Death in the Afternoon re-visited

Two years ago at Halloween, I examined the Corpse Reviver No. 2:

a classic cocktail to enjoy at any time. In fact since then I have enjoyed this at Boston's backbar, and was also pleased to see Boston's Royal Sonesta making a ready bottled version!

For more details of this, see the excellent IndulgeInspireImbibe blog.

This Halloween, I want to look at another classic absinthe cocktail, and to see how it might be twisted to make it even more suitable for Halloween: the famous Death in the Afternoon, invented by Ernest Hemingway. The cocktail shares its name with Hemingway's book Death in the Afternoon, and the recipe was first published in So Red the Nose, or Breath in the Afternoon, a 1935 cocktail book with contributions from famous authors (coincidentally 1935 was the year when La Clandestine Absinthe was born). Hemingway's original instructions were:

"Pour one jigger absinthe into a Champagne glass. Add iced Champagne until it attains the proper opalescent milkiness. Drink three to five of these slowly."

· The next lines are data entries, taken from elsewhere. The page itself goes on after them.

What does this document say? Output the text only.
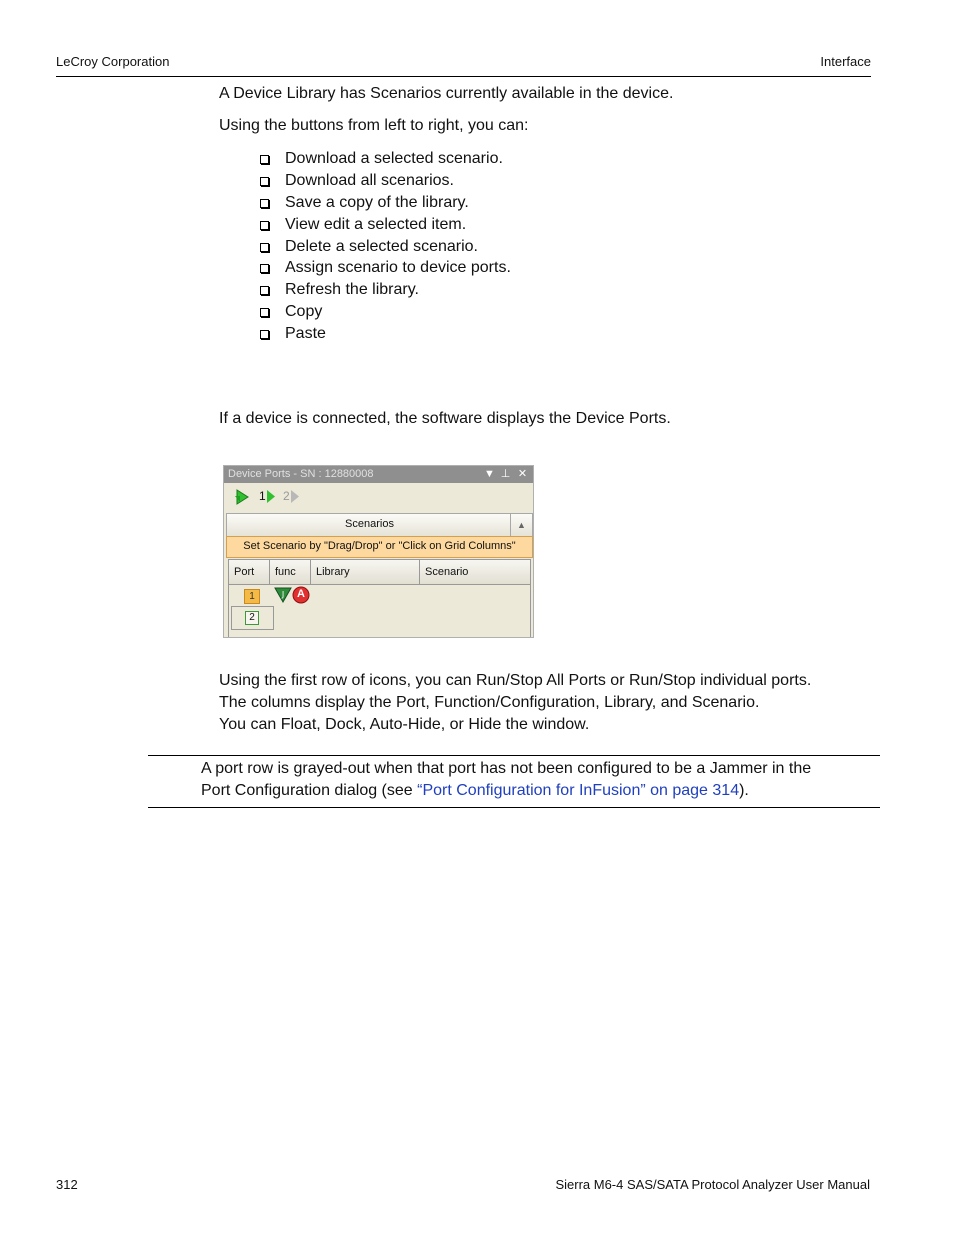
LeCroy Corporation	Interface

A Device Library has Scenarios currently available in the device.

Using the buttons from left to right, you can:

Download a selected scenario.
Download all scenarios.
Save a copy of the library.
View edit a selected item.
Delete a selected scenario.
Assign scenario to device ports.
Refresh the library.
Copy
Paste

If a device is connected, the software displays the Device Ports.

Device Ports - SN : 12880008	▼ ⊥ ✕
1 2
Scenarios	▲
Set Scenario by "Drag/Drop" or "Click on Grid Columns"
Port	func	Library	Scenario
1	J A
2

Using the first row of icons, you can Run/Stop All Ports or Run/Stop individual ports.

The columns display the Port, Function/Configuration, Library, and Scenario.

You can Float, Dock, Auto-Hide, or Hide the window.

A port row is grayed-out when that port has not been configured to be a Jammer in the

Port Configuration dialog (see “Port Configuration for InFusion” on page 314).

312	Sierra M6-4 SAS/SATA Protocol Analyzer User Manual
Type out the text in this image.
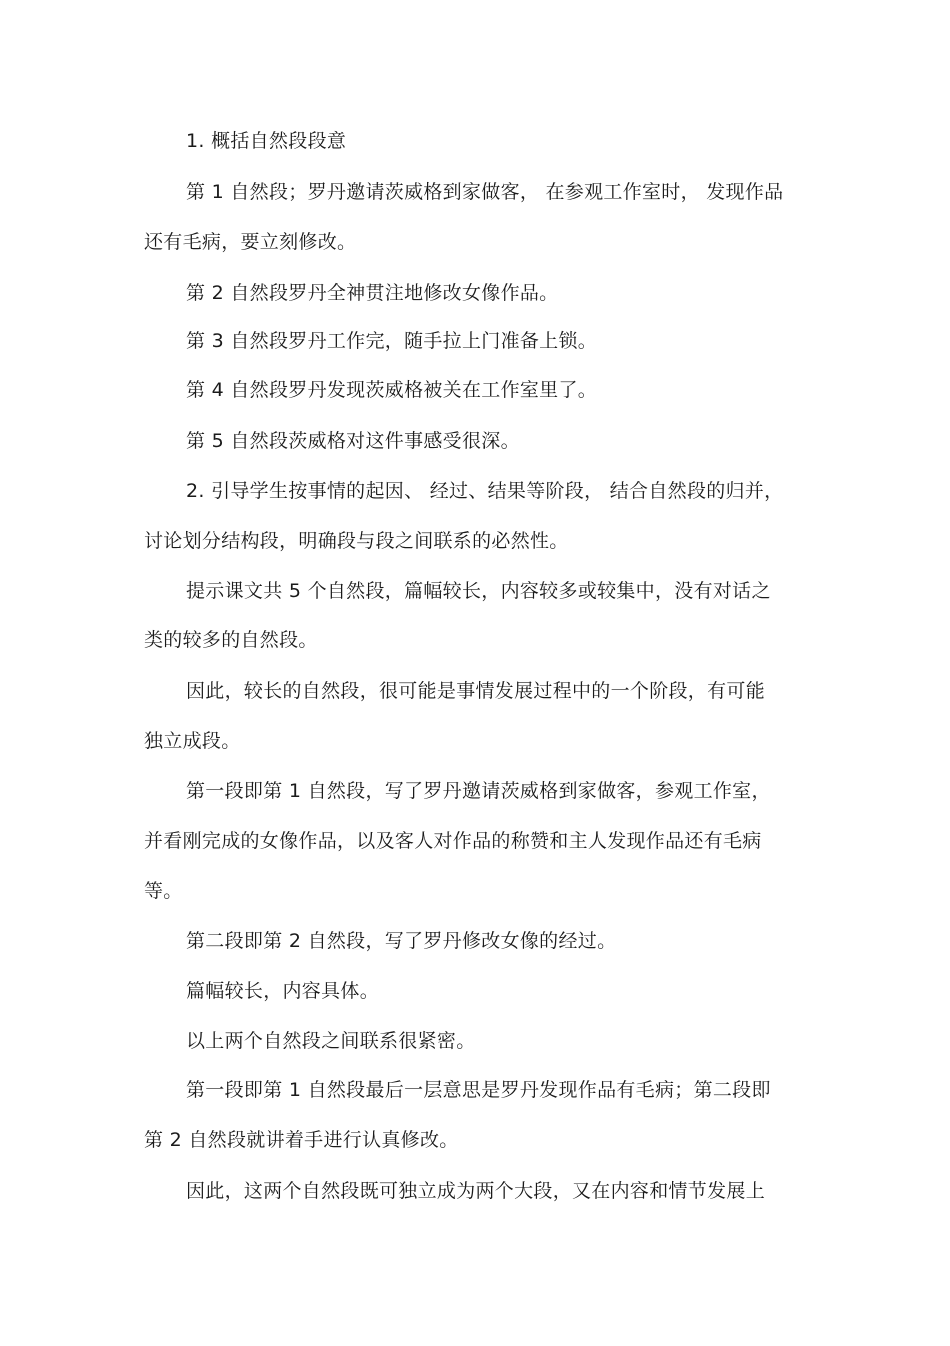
1. 概括自然段段意
第 1 自然段；罗丹邀请茨威格到家做客， 在参观工作室时， 发现作品
还有毛病，要立刻修改。
第 2 自然段罗丹全神贯注地修改女像作品。
第 3 自然段罗丹工作完，随手拉上门准备上锁。
第 4 自然段罗丹发现茨威格被关在工作室里了。
第 5 自然段茨威格对这件事感受很深。
2. 引导学生按事情的起因、 经过、结果等阶段， 结合自然段的归并，
讨论划分结构段，明确段与段之间联系的必然性。
提示课文共 5 个自然段，篇幅较长，内容较多或较集中，没有对话之
类的较多的自然段。
因此，较长的自然段，很可能是事情发展过程中的一个阶段，有可能
独立成段。
第一段即第 1 自然段，写了罗丹邀请茨威格到家做客，参观工作室，
并看刚完成的女像作品，以及客人对作品的称赞和主人发现作品还有毛病
等。
第二段即第 2 自然段，写了罗丹修改女像的经过。
篇幅较长，内容具体。
以上两个自然段之间联系很紧密。
第一段即第 1 自然段最后一层意思是罗丹发现作品有毛病；第二段即
第 2 自然段就讲着手进行认真修改。
因此，这两个自然段既可独立成为两个大段，又在内容和情节发展上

I have always enjoyed Death in the Afternoon, but have also been aware that it might be a little dry for some people's tastes, especially if using a top quality champagne. So I was pleased to have the opportunity to try an interesting variation on this when my US partners visited us in Switzerland recently and suggested using a Swiss sparkling rosé to make a Death in the Afternoon.

Maybe it was the rosé itself (a little over-powering), or maybe it was the temperature of the rosé (ambient), but although it looks gorgeous, this didn't quite work. So with Halloween approaching, I tried again, this time with a Jacob's Creek sparkling rosé, which is probably easier to find in most countries. And to add some atmosphere, I dug out my daughters' Halloween straws and dimmed the lights ...

First the jigger of La Clandestine Absinthe, then top up with the sparkling rosé (I did top it up, but the members of the tasting panel sampled it before I could take my next photograph).

Nice colour, but maybe for Halloween, it needed a bit more drama. And so I added a few drops of blood ...

a.k.a. Grenadine.

Perfect to look at ...

... and perfect to taste. Not too dry and not too sweet, with the absinthe and sparkling rosé working very well together.

Of course a good cocktail needs a good name. I thought about calling this a Bloody Death in the Afternoon, but that might make people think it contains tomato juice. And for Halloween, I think a murder sounds better than death. It's definitely not an afternoon drink either, hence the final name .. Murder in the Evening. If you like a Death in the Afternoon, I think you'll love this. At Halloween or at any time.